20:17-21:14 - From Paul’s farewell to the Ephesian elders, there are some lessons for all of us. (a) ‘Repentance to God’ and ‘faith in our Lord Jesus Christ’ (21) – This is not only a call for conversion. It is for every believer – all the time. (b) ‘Take heed to yourselves and to all the flock of God… Care for the Church of God’ (28). Taking our own spiritual growth seriously will always involve caring for others. (c) ‘It is more blessed to give than to receive’ (35). Jesus Others Yourself – This is JOY. Let it be Thanksgiving (‘I want to’) rather than Duty Giving (‘I ought to’) or Grudge Giving (‘I have to’). For Jesus and Paul, Jerusalem meant suffering. For both, the important thing was doing ‘the Lord’s will’ (10-14; Matthew 16:21-23). ‘Let us go forth to Him… and bear the abuse He endured’ (Hebrews 13:13).

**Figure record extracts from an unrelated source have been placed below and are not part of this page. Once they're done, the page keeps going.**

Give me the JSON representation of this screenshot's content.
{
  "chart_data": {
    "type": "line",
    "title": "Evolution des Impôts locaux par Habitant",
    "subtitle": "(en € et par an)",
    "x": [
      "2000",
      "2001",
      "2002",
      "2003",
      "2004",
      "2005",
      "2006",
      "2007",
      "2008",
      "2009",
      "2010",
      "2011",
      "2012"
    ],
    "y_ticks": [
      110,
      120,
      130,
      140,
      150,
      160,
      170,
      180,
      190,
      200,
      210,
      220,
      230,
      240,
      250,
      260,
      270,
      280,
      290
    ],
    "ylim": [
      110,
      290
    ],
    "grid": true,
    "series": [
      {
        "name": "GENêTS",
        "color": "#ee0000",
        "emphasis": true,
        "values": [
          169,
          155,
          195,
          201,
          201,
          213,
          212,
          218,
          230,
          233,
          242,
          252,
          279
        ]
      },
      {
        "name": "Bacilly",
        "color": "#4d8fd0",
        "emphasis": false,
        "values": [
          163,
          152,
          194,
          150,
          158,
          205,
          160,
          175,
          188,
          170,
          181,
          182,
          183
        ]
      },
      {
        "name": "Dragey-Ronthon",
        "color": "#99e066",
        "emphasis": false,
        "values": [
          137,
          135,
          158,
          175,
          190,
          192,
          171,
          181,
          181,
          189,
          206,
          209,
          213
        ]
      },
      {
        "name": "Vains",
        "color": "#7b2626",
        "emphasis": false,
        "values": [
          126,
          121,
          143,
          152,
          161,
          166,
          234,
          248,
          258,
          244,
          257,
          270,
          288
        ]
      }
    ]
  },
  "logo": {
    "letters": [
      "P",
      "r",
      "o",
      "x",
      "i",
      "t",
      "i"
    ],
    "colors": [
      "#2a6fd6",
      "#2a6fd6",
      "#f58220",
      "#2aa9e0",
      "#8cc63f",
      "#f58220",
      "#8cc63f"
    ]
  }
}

21:15-22:16 - Here, we focus on two brief phrases – ‘the things that God had done’ (19) and you will be a witness for Him’ (22:15). In the work of God we must learn to hold these two things together – divine power and human witness. Without the power of God, no one will come to faith in Christ: ‘It is the God who said, “Let light shine out of darkness”, who has shone in our hearts to give the light of the knowledge of the glory of God in the face of Jesus Christ’. How does God work? – He works through human witnesses: ‘we preach… Jesus Christ as Lord’. How are divine power and human witness related to each other? – ‘We have this treasure in earthen vessels to show that the transcendent, superior, all-surpassing power belongs to God and not to us’ (Corinthians 4:5-7). Let God speak – through you!
22:17-23:35 - A Jew, ‘praying in the temple’ at ‘Jerusalem’, Paul was obedient to God’s call – ‘I will send you far away to the Gentiles’ (22:17,21).The racists would not hear of this – ‘Away with such a fellow from the earth! For he ought not to live’ (22:22). This was not simply dislike for Paul. This was hatred directed against the God who, in Jesus Christ, offers salvation to all nations. Paul was a ‘Roman citizen’ (22:25-29). God was protecting Paul for his future ministry – ‘you must bear witness also at Rome’ (23:11). Paul was giving his own testimony when he wrote the words, ‘All things work together for good to those who love God’ (Romans 8:28). Serving the Lord is never easy. Sometimes, it can be very difficult. When we face violent opposition, we draw our strength from God’s Word – ‘Take courage’ (23:10-11).